RGA also has granted the underwriters a 30-day option to purchase up to an additional 1,335,000
shares at the public offering price. RGA expects to use the net proceeds from the offering to
pursue reinsurance opportunities and for general corporate purposes. The offering is scheduled to
be completed on November 4, 2008.
The joint book-running managers for this offering are Credit Suisse Securities (USA) LLC and Morgan
Stanley & Co. Incorporated, and Fox-Pitt Kelton Cochran Caronia Waller (USA) LLC is serving as lead
manager.
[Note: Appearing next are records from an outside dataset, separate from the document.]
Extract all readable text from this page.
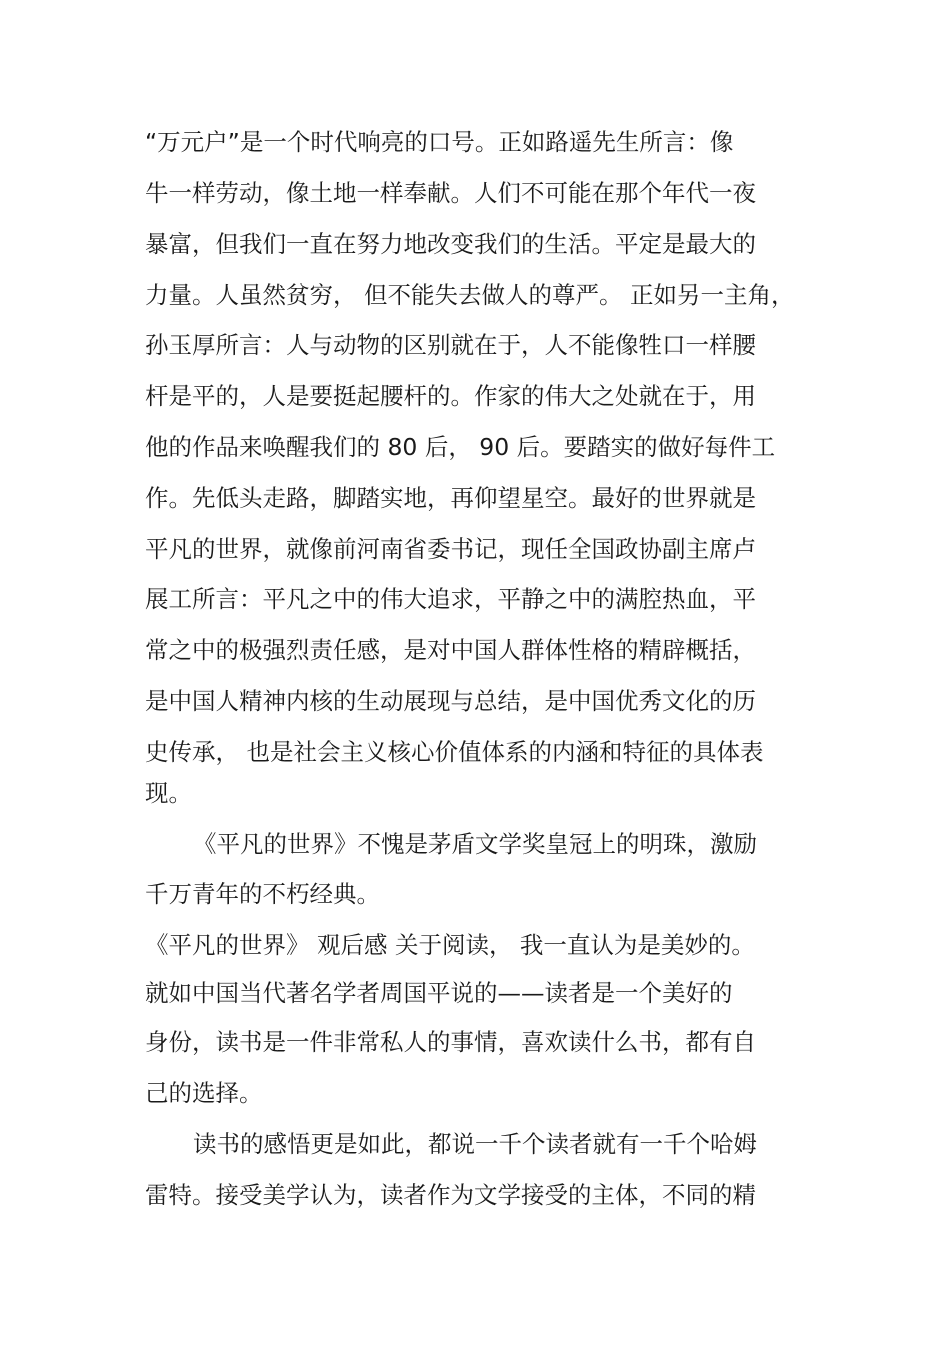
“万元户”是一个时代响亮的口号。正如路遥先生所言：像

牛一样劳动，像土地一样奉献。人们不可能在那个年代一夜

暴富，但我们一直在努力地改变我们的生活。平定是最大的

力量。人虽然贫穷， 但不能失去做人的尊严。 正如另一主角，

孙玉厚所言：人与动物的区别就在于，人不能像牲口一样腰

杆是平的，人是要挺起腰杆的。作家的伟大之处就在于，用

他的作品来唤醒我们的 80 后， 90 后。要踏实的做好每件工

作。先低头走路，脚踏实地，再仰望星空。最好的世界就是

平凡的世界，就像前河南省委书记，现任全国政协副主席卢

展工所言：平凡之中的伟大追求，平静之中的满腔热血，平

常之中的极强烈责任感，是对中国人群体性格的精辟概括，

是中国人精神内核的生动展现与总结，是中国优秀文化的历

史传承， 也是社会主义核心价值体系的内涵和特征的具体表

现。

《平凡的世界》不愧是茅盾文学奖皇冠上的明珠，激励

千万青年的不朽经典。

《平凡的世界》 观后感 关于阅读， 我一直认为是美妙的。

就如中国当代著名学者周国平说的——读者是一个美好的

身份，读书是一件非常私人的事情，喜欢读什么书，都有自

己的选择。

读书的感悟更是如此，都说一千个读者就有一千个哈姆

雷特。接受美学认为，读者作为文学接受的主体，不同的精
The offering will be made pursuant to a registration statement filed by RGA with the
Securities and Exchange Commission on February 10, 2006, as amended on September 24, 2008.
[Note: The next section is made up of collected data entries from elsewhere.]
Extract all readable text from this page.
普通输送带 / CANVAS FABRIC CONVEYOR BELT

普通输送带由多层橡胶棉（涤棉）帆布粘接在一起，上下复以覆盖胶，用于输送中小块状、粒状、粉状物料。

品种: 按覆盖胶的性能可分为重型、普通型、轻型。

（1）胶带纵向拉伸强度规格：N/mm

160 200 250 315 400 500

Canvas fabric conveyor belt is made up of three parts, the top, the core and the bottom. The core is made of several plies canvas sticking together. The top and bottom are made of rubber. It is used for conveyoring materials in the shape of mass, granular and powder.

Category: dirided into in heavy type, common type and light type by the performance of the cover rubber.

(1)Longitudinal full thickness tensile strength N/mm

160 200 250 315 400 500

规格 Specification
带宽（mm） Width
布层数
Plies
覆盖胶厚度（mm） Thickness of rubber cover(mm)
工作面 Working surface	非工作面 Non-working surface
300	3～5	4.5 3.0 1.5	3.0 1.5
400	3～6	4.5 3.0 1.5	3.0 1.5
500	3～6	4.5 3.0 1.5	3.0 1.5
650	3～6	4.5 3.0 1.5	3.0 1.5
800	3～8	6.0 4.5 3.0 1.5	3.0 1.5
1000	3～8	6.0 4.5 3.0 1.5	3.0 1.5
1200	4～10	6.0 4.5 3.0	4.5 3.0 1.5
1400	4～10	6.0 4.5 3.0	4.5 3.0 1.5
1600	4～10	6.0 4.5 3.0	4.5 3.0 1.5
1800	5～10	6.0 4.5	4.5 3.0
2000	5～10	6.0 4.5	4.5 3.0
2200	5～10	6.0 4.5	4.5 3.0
This news release does not constitute an offer to sell or the solicitation of an offer to buy nor
shall there be any sale of the shares of class A common stock in any state in which such offer,
solicitation or sale would be unlawful prior to registration or qualification under the securities
laws of any such states.
A copy of the prospectus and prospectus supplement relating to the shares of class A common stock
offered in this offering may be obtained by contacting Credit Suisse Securities (USA) LLC,
Attention: Prospectus Department, One Madison Avenue, New York, NY 10010, telephone: (800)
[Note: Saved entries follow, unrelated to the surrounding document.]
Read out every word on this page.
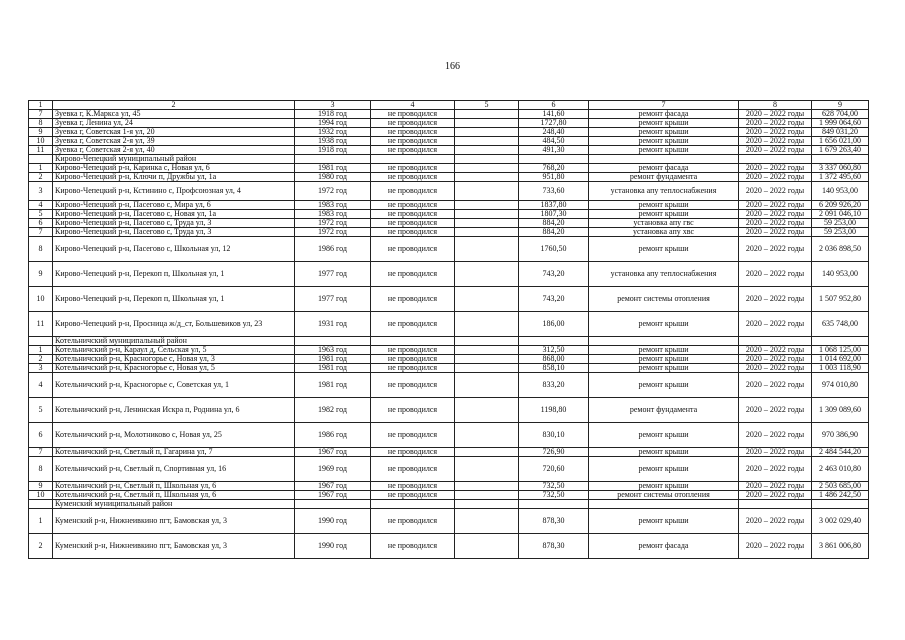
166
1	2	3	4	5	6	7	8	9
7	Зуевка г, К.Маркса ул, 45	1918 год	не проводился		141,60	ремонт фасада	2020 – 2022 годы	628 704,00
8	Зуевка г, Ленина ул, 24	1994 год	не проводился		1727,80	ремонт крыши	2020 – 2022 годы	1 999 064,60
9	Зуевка г, Советская 1-я ул, 20	1932 год	не проводился		248,40	ремонт крыши	2020 – 2022 годы	849 031,20
10	Зуевка г, Советская 2-я ул, 39	1938 год	не проводился		484,50	ремонт крыши	2020 – 2022 годы	1 656 021,00
11	Зуевка г, Советская 2-я ул, 40	1918 год	не проводился		491,30	ремонт крыши	2020 – 2022 годы	1 679 263,40
	Кирово-Чепецкий муниципальный район							
1	Кирово-Чепецкий р-н, Каринка с, Новая ул, 6	1981 год	не проводился		768,20	ремонт фасада	2020 – 2022 годы	3 337 060,80
2	Кирово-Чепецкий р-н, Ключи п, Дружбы ул, 1а	1980 год	не проводился		951,80	ремонт фундамента	2020 – 2022 годы	1 372 495,60
3	Кирово-Чепецкий р-н, Кстинино с, Профсоюзная ул, 4	1972 год	не проводился		733,60	установка апу теплоснабжения	2020 – 2022 годы	140 953,00
4	Кирово-Чепецкий р-н, Пасегово с, Мира ул, 6	1983 год	не проводился		1837,80	ремонт крыши	2020 – 2022 годы	6 209 926,20
5	Кирово-Чепецкий р-н, Пасегово с, Новая ул, 1а	1983 год	не проводился		1807,30	ремонт крыши	2020 – 2022 годы	2 091 046,10
6	Кирово-Чепецкий р-н, Пасегово с, Труда ул, 3	1972 год	не проводился		884,20	установка апу гвс	2020 – 2022 годы	59 253,00
7	Кирово-Чепецкий р-н, Пасегово с, Труда ул, 3	1972 год	не проводился		884,20	установка апу хвс	2020 – 2022 годы	59 253,00
8	Кирово-Чепецкий р-н, Пасегово с, Школьная ул, 12	1986 год	не проводился		1760,50	ремонт крыши	2020 – 2022 годы	2 036 898,50
9	Кирово-Чепецкий р-н, Перекоп п, Школьная ул, 1	1977 год	не проводился		743,20	установка апу теплоснабжения	2020 – 2022 годы	140 953,00
10	Кирово-Чепецкий р-н, Перекоп п, Школьная ул, 1	1977 год	не проводился		743,20	ремонт системы отопления	2020 – 2022 годы	1 507 952,80
11	Кирово-Чепецкий р-н, Просница ж/д_ст, Большевиков ул, 23	1931 год	не проводился		186,00	ремонт крыши	2020 – 2022 годы	635 748,00
	Котельничский муниципальный район							
1	Котельничский р-н, Караул д, Сельская ул, 5	1963 год	не проводился		312,50	ремонт крыши	2020 – 2022 годы	1 068 125,00
2	Котельничский р-н, Красногорье с, Новая ул, 3	1981 год	не проводился		868,00	ремонт крыши	2020 – 2022 годы	1 014 692,00
3	Котельничский р-н, Красногорье с, Новая ул, 5	1981 год	не проводился		858,10	ремонт крыши	2020 – 2022 годы	1 003 118,90
4	Котельничский р-н, Красногорье с, Советская ул, 1	1981 год	не проводился		833,20	ремонт крыши	2020 – 2022 годы	974 010,80
5	Котельничский р-н, Ленинская Искра п, Роднина ул, 6	1982 год	не проводился		1198,80	ремонт фундамента	2020 – 2022 годы	1 309 089,60
6	Котельничский р-н, Молотниково с, Новая ул, 25	1986 год	не проводился		830,10	ремонт крыши	2020 – 2022 годы	970 386,90
7	Котельничский р-н, Светлый п, Гагарина ул, 7	1967 год	не проводился		726,90	ремонт крыши	2020 – 2022 годы	2 484 544,20
8	Котельничский р-н, Светлый п, Спортивная ул, 16	1969 год	не проводился		720,60	ремонт крыши	2020 – 2022 годы	2 463 010,80
9	Котельничский р-н, Светлый п, Школьная ул, 6	1967 год	не проводился		732,50	ремонт крыши	2020 – 2022 годы	2 503 685,00
10	Котельничский р-н, Светлый п, Школьная ул, 6	1967 год	не проводился		732,50	ремонт системы отопления	2020 – 2022 годы	1 486 242,50
	Куменский муниципальный район							
1	Куменский р-н, Нижнеивкино пгт, Бамовская ул, 3	1990 год	не проводился		878,30	ремонт крыши	2020 – 2022 годы	3 002 029,40
2	Куменский р-н, Нижнеивкино пгт, Бамовская ул, 3	1990 год	не проводился		878,30	ремонт фасада	2020 – 2022 годы	3 861 006,80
221-1037, or from Morgan Stanley & Co. Incorporated, c/o Prospectus Department, 180 Varick Street
2/F, New York, NY 10014 or by email at prospectus@morganstanley.com. Before you invest, you should
read the prospectus and the prospectus supplement, the registration statement and other documents
that RGA has filed with the Securities and Exchange Commission for more complete information about
RGA and this offering. Investors may obtain these documents for free by visiting the EDGAR system
on the SECs website at www.sec.gov or by emailing prospectus@morganstanley.com with your request.
About RGA
RGA, through its various operating subsidiaries, is among the largest global providers of life
reinsurance. RGA has subsidiary companies or offices in Australia, Barbados, Bermuda, Canada,
China, France, Germany, Hong Kong, India, Ireland, Italy, Japan, Mexico, Poland, South Africa,
South Korea, Spain, Taiwan, the United Kingdom, and the United States. Worldwide, RGA has
approximately $2.2 trillion of life reinsurance in force, and assets of $21.8 billion.